Vous serez invité à absorber les conséquences de ce problème : travailler plus vite, sauter des étapes, livrer sous pression. Le projet bâclé est souvent celui qui génère le plus de révisions ensuite, parce que le client n’avait pas le temps de réfléchir non plus.

Le travail en urgence est acceptable. Le travail en urgence au tarif normal, pour un problème que vous n’avez pas créé, est une négociation à avoir.

Signal 6 : ils veulent démarrer sans contrat

“On commence ? On règle les formalités après.”

C’est le plus dangereux.

Sans contrat, pas de périmètre convenu, pas de conditions de paiement, pas de politique de révision. Si la relation tourne mal — et les démarrages précipités sans documentation sont là où ça arrive souvent — vous n’avez aucun appui juridique.

Un client qui résiste aux clauses contractuelles de base vous dit quelque chose d’important sur la façon dont il gérera les litiges plus tard.

Signal 7 : le taux horaire effectif est déjà limite sur le papier

Avant de signer, calculez ce que le projet rapporte si vous dépassez votre estimation de 20 %. Parce que ce sera le cas.

Si la math est déjà serrée au périmètre annoncé, le projet sera déficitaire au périmètre réel. Le moment de retravailler le prix, c’est avant de commencer — pas après avoir livré.

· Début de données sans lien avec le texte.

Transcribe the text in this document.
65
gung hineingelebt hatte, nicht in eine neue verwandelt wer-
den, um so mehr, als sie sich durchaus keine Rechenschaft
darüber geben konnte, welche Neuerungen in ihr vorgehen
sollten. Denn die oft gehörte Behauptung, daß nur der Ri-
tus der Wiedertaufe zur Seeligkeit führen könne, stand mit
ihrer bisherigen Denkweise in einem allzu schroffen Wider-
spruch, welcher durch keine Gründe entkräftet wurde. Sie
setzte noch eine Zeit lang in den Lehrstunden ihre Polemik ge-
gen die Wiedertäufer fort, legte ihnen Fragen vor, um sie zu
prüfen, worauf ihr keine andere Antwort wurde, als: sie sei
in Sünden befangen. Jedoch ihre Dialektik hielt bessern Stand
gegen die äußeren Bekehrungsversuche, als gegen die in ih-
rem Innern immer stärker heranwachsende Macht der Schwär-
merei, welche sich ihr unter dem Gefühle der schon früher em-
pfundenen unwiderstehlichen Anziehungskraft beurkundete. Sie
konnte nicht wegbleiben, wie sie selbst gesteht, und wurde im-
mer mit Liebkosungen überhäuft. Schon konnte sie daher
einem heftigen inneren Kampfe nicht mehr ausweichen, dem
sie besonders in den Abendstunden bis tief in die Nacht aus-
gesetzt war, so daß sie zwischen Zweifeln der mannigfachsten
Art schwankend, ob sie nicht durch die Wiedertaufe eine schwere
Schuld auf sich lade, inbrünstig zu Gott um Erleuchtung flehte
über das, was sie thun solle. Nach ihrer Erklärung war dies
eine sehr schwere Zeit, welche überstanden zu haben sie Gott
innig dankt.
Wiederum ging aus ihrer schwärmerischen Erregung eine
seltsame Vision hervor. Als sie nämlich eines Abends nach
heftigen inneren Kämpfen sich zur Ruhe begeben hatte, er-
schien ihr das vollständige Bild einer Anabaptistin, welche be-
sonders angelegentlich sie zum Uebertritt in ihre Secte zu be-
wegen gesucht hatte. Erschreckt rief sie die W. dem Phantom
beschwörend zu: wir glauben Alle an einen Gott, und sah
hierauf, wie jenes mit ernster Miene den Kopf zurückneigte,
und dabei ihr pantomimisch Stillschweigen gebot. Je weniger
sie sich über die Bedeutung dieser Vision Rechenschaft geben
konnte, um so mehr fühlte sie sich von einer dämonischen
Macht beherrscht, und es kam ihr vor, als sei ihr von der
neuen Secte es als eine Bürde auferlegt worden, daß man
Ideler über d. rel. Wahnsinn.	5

Si vous avez suivi vos heures par type de projet, vous avez des données sur lesquelles types dépassent systématiquement. Utilisez-les. Un projet que vous avez fait 10 fois a un coût moyen réel. C’est sur cette base qu’il faut devis — pas sur la version optimiste. Et si vous décidez malgré tout de continuer, savoir comment clore proprement une mission difficile limera les dégâts à la sortie. Avant ça, une proposition bien cadrée qui documente précisément le périmètre protège dès le démarrage.